Evenals de rechtbank en op dezelfde gronden als de rechtbank, die het hof na eigen afweging en waardering overneemt en tot de zijne maakt, is het hof van oordeel dat voldaan is aan de wettelijke vereisten van artikel 1:265b BW.
Bij de beoordeling dienen de belangen van [minderjarige] en wat zij nodig heeft voorop te staan. Er is sprake van zeer ernstige kindeigen problematiek. [minderjarige] is, zoals de rechtbank overweegt, een zeer kwetsbaar en jong meisje. Haar kwetsbaarheid is gelegen in (1) haar voortdurende loyaliteitsproblematiek waardoor zij al langer ernstig knel zit tussen haar ouders, (2) het slachtoffer zijn van seksueel misbruik in de thuissituatie welke voor haar als kind veilig had moeten zijn, (3) haar seksueel grensoverschrijdend gedrag, (4) het broekplassen en broekpoepen en (5) aanhoudende zorgen over haar opvoedsituatie bij haar moeder.

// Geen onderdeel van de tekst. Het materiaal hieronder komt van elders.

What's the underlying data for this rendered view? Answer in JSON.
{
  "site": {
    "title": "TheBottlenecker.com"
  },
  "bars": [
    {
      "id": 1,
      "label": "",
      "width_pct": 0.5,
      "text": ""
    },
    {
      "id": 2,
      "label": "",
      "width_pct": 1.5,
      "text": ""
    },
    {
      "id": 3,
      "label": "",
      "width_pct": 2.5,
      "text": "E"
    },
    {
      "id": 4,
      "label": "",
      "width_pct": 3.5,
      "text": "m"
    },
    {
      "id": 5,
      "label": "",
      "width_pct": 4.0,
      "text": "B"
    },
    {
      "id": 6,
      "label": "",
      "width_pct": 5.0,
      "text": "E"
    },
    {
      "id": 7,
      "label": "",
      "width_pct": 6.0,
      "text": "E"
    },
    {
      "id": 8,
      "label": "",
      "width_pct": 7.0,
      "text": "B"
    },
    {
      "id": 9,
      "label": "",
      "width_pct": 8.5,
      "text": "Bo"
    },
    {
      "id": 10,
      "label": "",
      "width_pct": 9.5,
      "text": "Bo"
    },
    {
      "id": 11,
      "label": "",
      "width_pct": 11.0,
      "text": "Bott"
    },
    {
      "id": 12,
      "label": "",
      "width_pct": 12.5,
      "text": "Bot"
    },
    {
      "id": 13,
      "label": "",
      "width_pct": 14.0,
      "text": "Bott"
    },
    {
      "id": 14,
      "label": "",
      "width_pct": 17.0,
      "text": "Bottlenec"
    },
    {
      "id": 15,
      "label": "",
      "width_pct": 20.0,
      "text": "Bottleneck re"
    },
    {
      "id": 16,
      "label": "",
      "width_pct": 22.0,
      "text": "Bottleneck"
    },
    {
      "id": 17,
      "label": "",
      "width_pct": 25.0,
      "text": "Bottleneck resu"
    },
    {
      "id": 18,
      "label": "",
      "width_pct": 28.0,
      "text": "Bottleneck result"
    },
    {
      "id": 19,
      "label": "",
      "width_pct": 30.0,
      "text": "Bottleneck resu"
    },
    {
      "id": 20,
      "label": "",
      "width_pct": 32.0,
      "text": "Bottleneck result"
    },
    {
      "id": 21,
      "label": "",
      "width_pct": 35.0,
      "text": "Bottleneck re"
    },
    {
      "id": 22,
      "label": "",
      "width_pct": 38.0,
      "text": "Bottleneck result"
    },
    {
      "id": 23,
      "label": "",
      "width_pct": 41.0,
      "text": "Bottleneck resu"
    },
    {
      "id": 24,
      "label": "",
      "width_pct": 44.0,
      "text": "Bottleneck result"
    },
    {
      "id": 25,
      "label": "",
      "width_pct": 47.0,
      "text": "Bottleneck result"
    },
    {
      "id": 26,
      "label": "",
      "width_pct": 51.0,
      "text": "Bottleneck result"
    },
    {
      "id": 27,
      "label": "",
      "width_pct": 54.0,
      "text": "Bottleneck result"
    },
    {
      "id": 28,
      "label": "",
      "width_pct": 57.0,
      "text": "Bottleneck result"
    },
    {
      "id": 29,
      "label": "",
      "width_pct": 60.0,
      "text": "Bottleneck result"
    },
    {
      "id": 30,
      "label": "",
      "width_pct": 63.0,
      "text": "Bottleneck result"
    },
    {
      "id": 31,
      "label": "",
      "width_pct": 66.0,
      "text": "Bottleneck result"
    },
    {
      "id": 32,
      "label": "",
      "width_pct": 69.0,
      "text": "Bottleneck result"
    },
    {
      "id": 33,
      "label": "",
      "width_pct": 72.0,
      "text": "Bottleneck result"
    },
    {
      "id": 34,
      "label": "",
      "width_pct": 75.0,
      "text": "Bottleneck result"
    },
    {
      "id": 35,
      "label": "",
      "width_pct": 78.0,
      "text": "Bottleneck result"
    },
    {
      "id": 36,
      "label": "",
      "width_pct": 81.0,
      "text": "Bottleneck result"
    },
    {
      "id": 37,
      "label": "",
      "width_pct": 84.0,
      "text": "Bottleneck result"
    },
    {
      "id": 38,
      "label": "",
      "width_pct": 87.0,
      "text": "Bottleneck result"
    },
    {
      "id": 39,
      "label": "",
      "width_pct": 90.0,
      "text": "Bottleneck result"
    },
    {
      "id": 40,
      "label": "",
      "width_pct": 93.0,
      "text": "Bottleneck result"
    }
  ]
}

[minderjarige] heeft extra aandacht, structuur, duidelijkheid en bescherming in haar thuissituatie nodig van haar ouders en van de hulpverlening en vertoont zorgelijk gedrag.
Naar het oordeel van het hof is onvoldoende gebleken dat die extra vereiste aandacht, structuur, duidelijkheid en bescherming bij de moeder thuis kan worden gewaarborgd. De moeder heeft haar nieuwe partner te snel in de thuissituatie van [minderjarige] gelaten en hem aan [minderjarige] geïntroduceerd. Dit kort na het mogelijke seksueel misbruik van [minderjarige] door haar vorige partner. Hierbij heeft de moeder zich niet aan de veiligheidsafspraken gehouden. Ook heeft de moeder de (pedagogische) adviezen van [hulpverlening] niet overgenomen, maar steeds ter discussie gesteld en lijkt zij niet echt te luisteren naar [minderjarige] . De moeder geeft [minderjarige] bij de basale opvoeding en verzorging niet de aandacht en nabijheid van een ouder die [minderjarige] dringend nodig heeft. [minderjarige] heeft ook zelf aan de GI aangegeven dat zij geen, althans onvoldoende, aandacht van de moeder krijgt.
Voor [minderjarige] was een zeer onveilige situatie ontstaan waaruit zij gehaald moest worden. Gelet hierop was de uithuisplaatsing noodzakelijk in het belang van de opvoeding en verzorging van [minderjarige] . Uiteindelijk is gebleken dat [minderjarige] bij beide ouders probleemgedrag vertoont, dat nader onderzocht moet worden. De moeder staat achter dit onderzoek en de uithuisplaatsing bij [instantie 3] .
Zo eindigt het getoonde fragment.